«Comme nous l’avions prévu, les premiers véhicules seront disponibles en octobre prochain.» Debasis Roy, porte-parole du constructeur indien Tata Motors, est confiant quant à la livraison de la voiture la moins chère du monde. Lancée à grand coup de publicité lors du salon de l’automobile à New Delhi en janvier, la Nano devrait être produite en 40 000 exemplaires à un prix record de 100 000 roupies indiennes (1 500 euros, hors TVA et transport).
La mise sur le marché d’un véhicule si peu cher est redoutée par les défenseurs de l’environnement. «Si cette voiture remplace les grosses cylindrées en circulation alors c’est une bonne chose, mais si ce véhicule se substitue aux deux roues alors ce sera un désastre», dit Soumyabrata Rahut, une des personnes en charge de la communication chez Greenpeace en Inde. Pour l’association écologiste, s’il est légitime que chaque Indien ait sa propre auto, cela ne doit pas se faire au détriment de l’environnement.
Embouteillages. L’ONG demande d’ailleurs au gouvernement de légiférer au plus vite sur la consommation des véhicules afin d’interdire les engins les plus polluants et par conséquent réduire les émissions de CO2. Une requête qui risque de passer à la trappe étant donné que les constructeurs ont pris soin de respecter les normes de pollution locales, qui sont, elles, plutôt laxistes.
Avec la future apparition des voitures low-cost, les métropoles indiennes déjà largement saturées risquent bientôt de ressembler à un gigantesque bouchon cauchemardesque. A Bombay, la capitale économique indienne, un trajet de quelques kilomètres prend déjà plus de deux heures au moment des embouteillages. Vient s’ajouter aussi le problème du parking qui, dans une ville où le prix de l’immobilier est exorbitant, laisse craindre un sérieux casse-tête pour les familles désireuses de passer du deux roues aux quatre roues. Quant aux infrastructures routières, elles sont dans un état désastreux.
Pour se défendre des accusations de congestion et de pollution, les créateurs de «la voiture du peuple» avancent que la Nano est destinée aux familles vivant dans les agglomérations moyennes et n’ayant pas de voitures. Tata Motors annonce même des rejets de CO2 «inférieurs en moyenne de 12 % comparée aux deux roues». «Une voiture transporte quatre personnes alors qu’une moto deux. La Nano est donc moins polluante», assure Debasis Roy. En d’autres termes, chaque Nano vendue retirerait de la circulation au minimum deux motocyclettes. C’est évidemment plus compliqué que ça.

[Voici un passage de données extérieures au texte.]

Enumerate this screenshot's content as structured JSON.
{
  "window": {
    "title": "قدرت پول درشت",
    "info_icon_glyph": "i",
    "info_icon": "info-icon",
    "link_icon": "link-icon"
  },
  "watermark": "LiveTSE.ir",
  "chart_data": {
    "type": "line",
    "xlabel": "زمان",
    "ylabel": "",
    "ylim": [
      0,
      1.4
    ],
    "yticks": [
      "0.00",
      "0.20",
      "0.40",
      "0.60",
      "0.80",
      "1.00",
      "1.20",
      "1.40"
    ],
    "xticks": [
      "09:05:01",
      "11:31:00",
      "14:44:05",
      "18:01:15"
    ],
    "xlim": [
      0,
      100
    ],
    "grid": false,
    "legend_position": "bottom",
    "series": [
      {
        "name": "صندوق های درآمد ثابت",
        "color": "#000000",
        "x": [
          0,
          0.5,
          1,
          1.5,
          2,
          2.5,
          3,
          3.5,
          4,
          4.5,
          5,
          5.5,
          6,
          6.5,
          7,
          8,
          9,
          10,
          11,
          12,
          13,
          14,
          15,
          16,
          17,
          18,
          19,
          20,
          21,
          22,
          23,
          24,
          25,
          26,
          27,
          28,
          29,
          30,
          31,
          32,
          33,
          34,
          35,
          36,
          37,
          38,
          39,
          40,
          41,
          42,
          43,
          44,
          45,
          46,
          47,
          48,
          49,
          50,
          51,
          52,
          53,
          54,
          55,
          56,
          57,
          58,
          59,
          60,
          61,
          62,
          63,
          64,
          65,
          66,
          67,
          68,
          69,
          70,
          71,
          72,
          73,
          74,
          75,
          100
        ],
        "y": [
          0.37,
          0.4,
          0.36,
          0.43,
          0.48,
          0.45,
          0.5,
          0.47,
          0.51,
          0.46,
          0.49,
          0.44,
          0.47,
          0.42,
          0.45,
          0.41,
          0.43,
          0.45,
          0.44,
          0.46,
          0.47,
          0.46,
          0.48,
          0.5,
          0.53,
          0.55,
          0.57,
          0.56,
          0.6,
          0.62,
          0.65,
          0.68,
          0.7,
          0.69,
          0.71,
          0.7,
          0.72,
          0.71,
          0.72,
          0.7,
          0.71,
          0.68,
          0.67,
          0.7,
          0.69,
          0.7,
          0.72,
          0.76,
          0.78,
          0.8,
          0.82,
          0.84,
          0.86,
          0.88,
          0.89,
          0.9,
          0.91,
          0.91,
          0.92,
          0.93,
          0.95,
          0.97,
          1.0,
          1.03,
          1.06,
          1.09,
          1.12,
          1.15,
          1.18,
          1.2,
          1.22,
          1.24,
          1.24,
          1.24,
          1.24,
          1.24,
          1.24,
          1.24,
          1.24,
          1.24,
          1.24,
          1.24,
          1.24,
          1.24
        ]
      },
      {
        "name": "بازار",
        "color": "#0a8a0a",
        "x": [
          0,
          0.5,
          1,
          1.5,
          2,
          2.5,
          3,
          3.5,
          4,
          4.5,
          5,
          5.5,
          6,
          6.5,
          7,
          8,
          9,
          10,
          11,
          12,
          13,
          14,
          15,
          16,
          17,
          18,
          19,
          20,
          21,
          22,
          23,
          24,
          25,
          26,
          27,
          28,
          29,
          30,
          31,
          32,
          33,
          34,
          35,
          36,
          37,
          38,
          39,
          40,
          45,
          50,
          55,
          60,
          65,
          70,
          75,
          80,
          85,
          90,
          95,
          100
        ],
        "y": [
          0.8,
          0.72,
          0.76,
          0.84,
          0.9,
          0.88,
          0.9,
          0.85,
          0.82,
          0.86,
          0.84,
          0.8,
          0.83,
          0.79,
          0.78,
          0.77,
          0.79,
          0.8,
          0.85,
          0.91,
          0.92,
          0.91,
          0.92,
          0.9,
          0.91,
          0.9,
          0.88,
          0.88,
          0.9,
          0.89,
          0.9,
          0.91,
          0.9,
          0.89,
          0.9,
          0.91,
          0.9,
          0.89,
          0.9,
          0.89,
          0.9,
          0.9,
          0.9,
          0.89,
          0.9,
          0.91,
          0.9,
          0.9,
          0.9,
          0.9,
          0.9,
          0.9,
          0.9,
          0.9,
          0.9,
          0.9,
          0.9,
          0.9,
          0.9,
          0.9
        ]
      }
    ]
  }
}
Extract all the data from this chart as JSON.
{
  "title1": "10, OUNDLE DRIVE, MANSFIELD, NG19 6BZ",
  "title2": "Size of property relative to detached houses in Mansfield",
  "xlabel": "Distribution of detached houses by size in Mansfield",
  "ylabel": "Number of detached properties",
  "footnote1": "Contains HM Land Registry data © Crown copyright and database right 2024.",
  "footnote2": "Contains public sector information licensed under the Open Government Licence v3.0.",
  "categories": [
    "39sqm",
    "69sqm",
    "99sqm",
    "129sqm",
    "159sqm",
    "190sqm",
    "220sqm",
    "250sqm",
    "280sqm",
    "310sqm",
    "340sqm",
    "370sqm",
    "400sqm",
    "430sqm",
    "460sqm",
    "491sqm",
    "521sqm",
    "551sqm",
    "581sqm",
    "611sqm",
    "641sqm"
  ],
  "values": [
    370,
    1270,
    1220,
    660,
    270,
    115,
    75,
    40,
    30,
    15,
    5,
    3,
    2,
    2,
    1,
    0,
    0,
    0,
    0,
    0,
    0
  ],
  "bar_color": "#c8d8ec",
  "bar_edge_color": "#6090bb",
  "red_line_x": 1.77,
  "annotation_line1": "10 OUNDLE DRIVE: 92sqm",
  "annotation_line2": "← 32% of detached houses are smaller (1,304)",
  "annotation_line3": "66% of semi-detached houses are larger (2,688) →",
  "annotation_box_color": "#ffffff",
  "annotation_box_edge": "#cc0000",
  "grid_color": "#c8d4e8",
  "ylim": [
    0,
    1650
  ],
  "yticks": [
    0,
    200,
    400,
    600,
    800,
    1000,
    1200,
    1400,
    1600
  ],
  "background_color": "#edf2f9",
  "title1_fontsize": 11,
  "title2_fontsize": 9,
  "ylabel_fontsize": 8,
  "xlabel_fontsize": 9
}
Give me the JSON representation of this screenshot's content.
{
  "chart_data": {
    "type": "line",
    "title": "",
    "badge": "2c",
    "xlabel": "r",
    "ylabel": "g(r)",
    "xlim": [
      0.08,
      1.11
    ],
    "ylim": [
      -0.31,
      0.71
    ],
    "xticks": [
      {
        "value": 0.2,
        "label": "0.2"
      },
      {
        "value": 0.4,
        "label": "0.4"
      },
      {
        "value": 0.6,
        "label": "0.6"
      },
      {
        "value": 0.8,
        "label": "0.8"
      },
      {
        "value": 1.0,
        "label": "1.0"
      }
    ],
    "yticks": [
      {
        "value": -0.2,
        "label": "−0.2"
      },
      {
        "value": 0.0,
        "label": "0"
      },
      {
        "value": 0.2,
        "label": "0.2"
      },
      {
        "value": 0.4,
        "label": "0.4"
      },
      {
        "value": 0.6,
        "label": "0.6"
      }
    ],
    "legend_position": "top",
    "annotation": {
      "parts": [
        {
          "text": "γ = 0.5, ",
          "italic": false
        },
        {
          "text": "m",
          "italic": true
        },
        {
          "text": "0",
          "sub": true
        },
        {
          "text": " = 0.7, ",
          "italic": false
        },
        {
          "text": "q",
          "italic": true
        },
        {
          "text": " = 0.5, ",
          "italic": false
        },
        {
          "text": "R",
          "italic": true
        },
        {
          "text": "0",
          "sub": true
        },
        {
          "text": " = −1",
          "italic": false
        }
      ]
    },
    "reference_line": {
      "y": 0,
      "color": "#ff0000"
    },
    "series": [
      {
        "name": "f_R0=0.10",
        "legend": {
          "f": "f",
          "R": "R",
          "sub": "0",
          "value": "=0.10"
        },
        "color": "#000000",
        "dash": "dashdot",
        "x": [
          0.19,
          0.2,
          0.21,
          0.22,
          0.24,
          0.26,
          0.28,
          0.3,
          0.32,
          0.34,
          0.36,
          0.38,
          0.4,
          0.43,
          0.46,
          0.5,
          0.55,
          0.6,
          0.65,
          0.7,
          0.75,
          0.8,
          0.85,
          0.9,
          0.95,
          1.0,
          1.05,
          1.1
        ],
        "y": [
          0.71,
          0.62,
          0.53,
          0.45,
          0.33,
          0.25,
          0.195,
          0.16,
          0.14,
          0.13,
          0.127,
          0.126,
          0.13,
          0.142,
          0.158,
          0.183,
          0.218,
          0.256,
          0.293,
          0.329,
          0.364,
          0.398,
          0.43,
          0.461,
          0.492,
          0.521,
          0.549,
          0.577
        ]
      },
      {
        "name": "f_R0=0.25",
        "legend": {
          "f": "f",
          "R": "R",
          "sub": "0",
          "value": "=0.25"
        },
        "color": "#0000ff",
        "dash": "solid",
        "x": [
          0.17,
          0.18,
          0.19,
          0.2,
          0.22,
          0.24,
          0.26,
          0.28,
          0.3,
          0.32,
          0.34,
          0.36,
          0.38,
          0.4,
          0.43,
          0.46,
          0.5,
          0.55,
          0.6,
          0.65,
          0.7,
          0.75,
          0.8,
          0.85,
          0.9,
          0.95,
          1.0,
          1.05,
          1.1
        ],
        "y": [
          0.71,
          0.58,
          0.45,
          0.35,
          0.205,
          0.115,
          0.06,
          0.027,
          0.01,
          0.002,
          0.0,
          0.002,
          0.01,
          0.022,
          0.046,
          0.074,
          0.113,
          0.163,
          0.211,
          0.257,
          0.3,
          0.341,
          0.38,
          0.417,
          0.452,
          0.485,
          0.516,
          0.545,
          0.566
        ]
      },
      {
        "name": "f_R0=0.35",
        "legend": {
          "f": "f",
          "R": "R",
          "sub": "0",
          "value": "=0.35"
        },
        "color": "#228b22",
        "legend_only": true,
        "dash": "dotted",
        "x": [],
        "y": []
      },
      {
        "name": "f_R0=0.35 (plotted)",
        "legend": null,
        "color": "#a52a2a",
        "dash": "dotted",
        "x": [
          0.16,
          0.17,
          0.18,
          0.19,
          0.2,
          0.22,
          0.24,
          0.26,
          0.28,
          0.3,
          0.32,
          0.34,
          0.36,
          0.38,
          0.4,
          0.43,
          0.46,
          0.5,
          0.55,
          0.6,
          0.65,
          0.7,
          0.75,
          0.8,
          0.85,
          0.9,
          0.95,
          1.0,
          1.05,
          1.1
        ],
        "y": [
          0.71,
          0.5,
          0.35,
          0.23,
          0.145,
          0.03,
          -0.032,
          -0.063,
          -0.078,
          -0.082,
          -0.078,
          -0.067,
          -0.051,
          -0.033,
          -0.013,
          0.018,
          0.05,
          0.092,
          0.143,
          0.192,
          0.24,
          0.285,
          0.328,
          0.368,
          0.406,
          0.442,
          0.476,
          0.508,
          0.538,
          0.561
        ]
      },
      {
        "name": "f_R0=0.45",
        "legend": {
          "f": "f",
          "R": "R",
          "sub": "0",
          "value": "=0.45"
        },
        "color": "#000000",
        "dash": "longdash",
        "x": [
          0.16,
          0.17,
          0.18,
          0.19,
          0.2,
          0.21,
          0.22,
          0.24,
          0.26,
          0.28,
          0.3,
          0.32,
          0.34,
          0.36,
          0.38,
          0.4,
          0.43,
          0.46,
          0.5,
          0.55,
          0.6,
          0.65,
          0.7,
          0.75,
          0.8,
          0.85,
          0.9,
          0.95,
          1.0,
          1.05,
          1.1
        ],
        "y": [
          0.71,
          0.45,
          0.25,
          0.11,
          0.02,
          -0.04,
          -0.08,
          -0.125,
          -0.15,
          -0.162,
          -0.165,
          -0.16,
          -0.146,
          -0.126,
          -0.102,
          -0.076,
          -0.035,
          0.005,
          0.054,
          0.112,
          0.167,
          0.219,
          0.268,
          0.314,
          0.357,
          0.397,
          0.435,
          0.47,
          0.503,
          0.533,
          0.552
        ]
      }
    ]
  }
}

«Business plan». Pour le PDG, Ratan Tata, chacun doit avoir la possibilité d’acheter une voiture low-cost pour qu’il n’y ait plus en Inde de «famille de quatre personnes sur une moto». «La Nano est plus qu’un business plan, c’est un modèle social ! Les gens vont adorer !» s’enthousiasme Darius Lam, chroniqueur indien dans un magazine automobile. Il est vrai qu’en Inde, la voiture est très souvent synonyme d’ascension sociale et de réussite professionnelle. Le marché promet tellement d’être florissant que d’autres constructeurs se sont eux aussi engouffrés dans cette niche. Renault s’est allié à Bajaj, le leader des deux et trois roues en Inde, pour lancer lui aussi une voiture low-cost à peine plus chère… à 2 500 dollars (1 600 euros).
Reste le prix de l’essence. Aujourd’hui, le coût d’un plein et l’inflation (plus de 10 % au cours des derniers mois) sont les seuls freins à l’explosion du nombre d’automobile. Et encore. «Peu de gens vont se pencher sur les critères écologiques. J’ai bien peur que pour des millions de personnes, seul le prix du véhicule à l’achat compte», regrette Soumyabrata Rahut.